A poster during the campaign.

A poster during the campaign.

In the first half of my Nieman Fellowship, a great number of class discussions revolved around analyzing the outcome of the election that brought Donald Trump to power.

Why had it happened? How? What did we (the media, especially) miss it? How could “we” have gotten it so wrong?

Barack Obama was “trafficking in delusions,” Almond argues, when he said in his final appearance as president: “Sports has changed attitudes and cultures in ways that seem subtle but that ultimately made us think differently about ourselves and who we were.”

At one point, the class had to put a moratorium on discussing “The Election,” as we called it. The hand-wringing was taking up too much oxygen; we were lurching from one shaky explanation to the next, and friendships that had barely set sail were threatening to run aground on the rocks of righteous indignation.

Steve Almond teaches a nonfiction narrative writing class for Fellows at the Nieman Foundation, and his new book, “Bad Stories: What The Hell Just Happened To Our Country,” is a timely attempt to connect the half-truths and partial insights that were vigorously debated in those emotionally charged weeks – not just in our Nieman class but on talk shows and at dinner tables all around the U.S., and beyond.

In a series of essays, each outlining a specific element of America’s cultural and moral delusions that led to a reality-TV star being elected to the most powerful office in the land, Almond looks to literary voices like Herman Melville, John Steinbeck, James Baldwin and George Orwell to make sense of this moment.

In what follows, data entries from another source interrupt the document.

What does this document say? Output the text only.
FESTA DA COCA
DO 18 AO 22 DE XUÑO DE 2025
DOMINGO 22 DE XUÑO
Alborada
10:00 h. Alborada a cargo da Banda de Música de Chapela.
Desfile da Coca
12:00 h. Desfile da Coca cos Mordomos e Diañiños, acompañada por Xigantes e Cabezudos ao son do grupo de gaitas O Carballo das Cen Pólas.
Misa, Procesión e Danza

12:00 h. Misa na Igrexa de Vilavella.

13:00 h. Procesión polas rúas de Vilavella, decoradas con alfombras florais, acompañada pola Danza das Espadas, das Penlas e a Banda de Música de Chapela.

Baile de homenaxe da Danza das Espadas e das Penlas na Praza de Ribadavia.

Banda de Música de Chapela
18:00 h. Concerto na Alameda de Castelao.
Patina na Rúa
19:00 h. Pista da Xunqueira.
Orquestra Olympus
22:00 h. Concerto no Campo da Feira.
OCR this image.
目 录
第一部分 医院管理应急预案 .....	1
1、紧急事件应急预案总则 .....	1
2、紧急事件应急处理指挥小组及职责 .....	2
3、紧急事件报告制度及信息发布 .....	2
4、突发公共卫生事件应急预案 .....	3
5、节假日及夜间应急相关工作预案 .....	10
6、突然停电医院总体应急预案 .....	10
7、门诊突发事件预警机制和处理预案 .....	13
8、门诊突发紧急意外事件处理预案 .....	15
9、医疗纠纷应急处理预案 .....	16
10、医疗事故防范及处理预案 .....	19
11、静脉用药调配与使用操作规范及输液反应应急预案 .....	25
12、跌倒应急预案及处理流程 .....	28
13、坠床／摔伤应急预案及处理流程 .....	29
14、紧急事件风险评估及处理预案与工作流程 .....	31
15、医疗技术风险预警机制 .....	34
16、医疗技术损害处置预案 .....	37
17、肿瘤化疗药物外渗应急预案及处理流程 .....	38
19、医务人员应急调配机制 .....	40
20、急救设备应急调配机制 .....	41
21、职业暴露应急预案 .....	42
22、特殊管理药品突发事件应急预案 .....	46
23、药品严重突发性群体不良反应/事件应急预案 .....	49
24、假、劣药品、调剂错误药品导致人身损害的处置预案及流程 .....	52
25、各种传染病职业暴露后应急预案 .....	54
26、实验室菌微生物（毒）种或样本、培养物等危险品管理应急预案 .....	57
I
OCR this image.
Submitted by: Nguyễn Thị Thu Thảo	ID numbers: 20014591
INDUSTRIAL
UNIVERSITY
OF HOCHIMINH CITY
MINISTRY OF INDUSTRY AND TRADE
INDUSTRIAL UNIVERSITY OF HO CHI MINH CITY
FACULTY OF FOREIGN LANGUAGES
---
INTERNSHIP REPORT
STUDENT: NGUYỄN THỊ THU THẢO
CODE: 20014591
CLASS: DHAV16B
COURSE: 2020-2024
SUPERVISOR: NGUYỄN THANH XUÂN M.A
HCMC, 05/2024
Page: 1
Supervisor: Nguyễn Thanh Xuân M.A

This is Almond’s central argument: Stories matter, and bad stories lead to bad outcomes. He highlights the bad stories – fraudulent by either design or negligence – that invigorated the 2016 pre-election analysis and continue to animate the post-election ones.

For example, the bad story that economic anguish fueled Trumpism. Citing research from political scientist Philip Klinkner, “racial resentment was second only to party identification as a driver of Trump support… Klinkner assumed factors such as income and economic pessimism would predict Trump support. They did not. As with European far-right movements, economic stress wasn’t triggering racial resentment. It was already there, a cause in search of a candidate.”

Another bad story: that sports brings Americans together as a nation. Barack Obama was “trafficking in delusions,” Almond argues, when he said in his final appearance as president: “Sports has changed attitudes and cultures in ways that seem subtle but that ultimately made us think differently about ourselves and who we were.… Sports has a way, sometimes, of changing hearts in a way that politics and business doesn’t.”

For all the values that sports instills – teamwork, discipline, sacrifice, poise – “we should also be honest about sport’s essential value system,” Almond writes. “For all its grace and drama, sports boils down to a binary fueled by two incentives: winning and money.”

Steve Almond

Steve Almond

To become a fan, in Almond’s analysis, is to “partake in a subtle but pervasive form of indoctrination, a style of thought that instinctively privileges competition over cooperation, aggression over empathy, allegiance over communalism.” This fan mentality has dominated and degraded civic culture, he argues.

Almond also sets his sights on feckless media reporting that reflexively presents “both sides” of a debate without bothering to actually get to the truth.

“It is truly mind-boggling how disproportionately huge the coverage of Clinton’s private email server story was,” he writes. The bad stories peddled by major news outlets – that predictably and cynically repackaged “a fishing expedition into a Game Changing Event” – created the impression that the emails were, indeed, game changing. And this impression created a new reality.

In my view, Almond’s book reads less than a sophisticated political analysis and more like a dishevelled dirge of a system that many Americans believed would shine forever.

Almond himself pushes back on this characterization, saying he didn’t want it to be so depressing; “I regret that it wasn’t more redemptive,” he tells me.

I realize that public mourning is frowned upon in many cultures. But I personally take a more charitable view of public grief.

Far from being melodramatic and theatrical, I consider loud wails and the rending of garments as a sign of honor for the deceased, whose loss we feel deeply enough to cast aside decorum and respectability.

In my home country, Kenya, some communities have a tradition of a final rite that is held a few weeks or months after a person has died. The bereaved family and friends gather, and everyone – no matter their social standing – is given a chance to speak if they want to. It is a time to “clear all debts.” both literal and figurative. If the deceased owed someone money, it is declared publicly; if they had made an unkind remark or treated someone unjustly, the aggrieved gets a chance to call the deceased out. Arrangements for restitution are made, and only then can the deceased truly rest in peace.

That kind of radical truth telling is what is needed in this moment. In the words of W.E.B. Du Bois, we – not just Americans – must give up the “fear of the Truth, [the] childish belief in the efficacy of lies as a method of human uplift.” This, ultimately, is “Bad Stories”’ anguished call.